Only a few years ago, well-heeled Dubliners regarded the five-minute trek across the Liffey to Northside as a trip to Siberia. That was before the achingly hip Morrison Hotel opened its doors, in 1999. Today, the reawakening neighborhood is touted as the new Temple Bar, and Halo, the Morrison's see-and-be-seen fusion restaurant, is its hottest attraction. Dark polished wood, mirrored panels, Chinese lanterns, and swaths of brown velvet draped over white chairs make the dining room an exercise in opulent minimalism.
Having had a sublime duck-and-truffle risotto at Halo when it first opened, I returned recently for a frustratingly inconsistent lunch. The risotto, this time with pancetta and butternut squash, was as good as the one I remembered. But someone seemed to have emptied an entire saltshaker into the Thai coconut soup, and not-quite-rare tuna sat on black squid-ink pasta that had all the appeal of a floor mop. The best strategy: Let Dubliners ooh and aah over Sichuan peppered scallops with lemongrass sauce. You can eat better by taking a more traditional route—say, puffy little potato blini with smoked salmon, followed by an honest, delicious roast loin of lamb and a homey apple-bread pudding. Hungry for attitude?Join the preening crowds at Lobo, the hotel's downstairs supper club, dominated by a mahogany visage of Buddha.

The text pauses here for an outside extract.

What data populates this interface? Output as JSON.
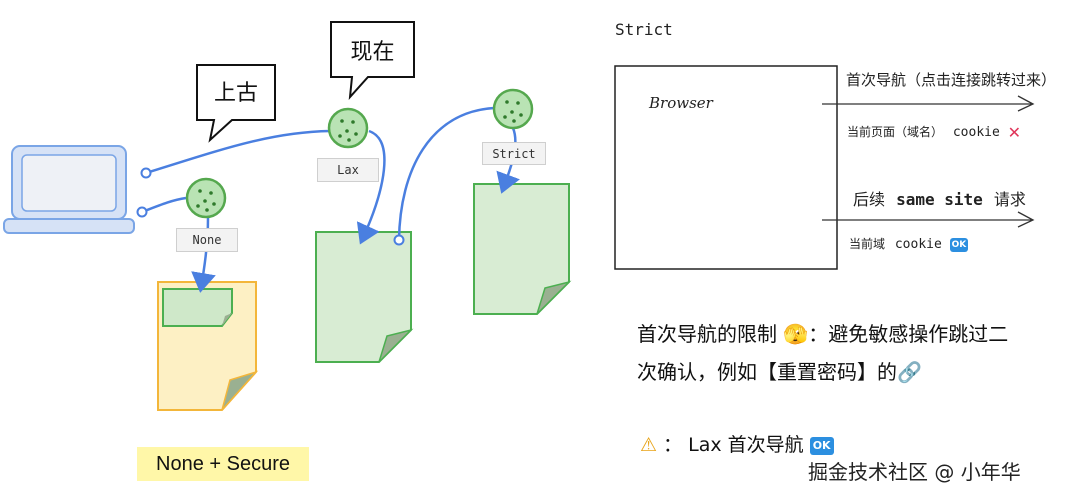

Morrison Hotel, Ormond Quay; 353-1/887-2421; dinner for two $85.
A warming sensation comes over you the minute you claim a table at Roly's, a yellow-splashed Ballsbridge lunch mecca pleasantly cluttered with watercolors and prints. In front of you is a basket of swoon-provoking, just-baked breads—brown soda, spinach-and-raisin, tomato. Around you is Dublin's jolliest crowd: well-fed families, vigorous ladies-who-lunch, and corporate honchos looking like affluent sheep farmers, all blue shirtsleeves and not a jacket in sight. At your side are charming white-aproned waiters, tempting you with one of Colin O'Daly's unimpeachable cream soups, his high-octane prawn bisque, a plate of addictive gratinéed mussels.
The prix fixe lunch—possibly the world's best bargain at $15—might progress to an ur-Gaelic lamb pie bolstered by Guinness, or a pristine, deftly cooked piece of sole, skate, or turbot, all accompanied by old-fashioned gratin pans filled with cabbage, mash, and perhaps a gingered carrot purée. Halfway through my warm, not-too-sweet apple cake I decided that for lunch, this is the lustiest bistro in Europe, though I'm still trying to figure out why the place loses most of its magic at dinner.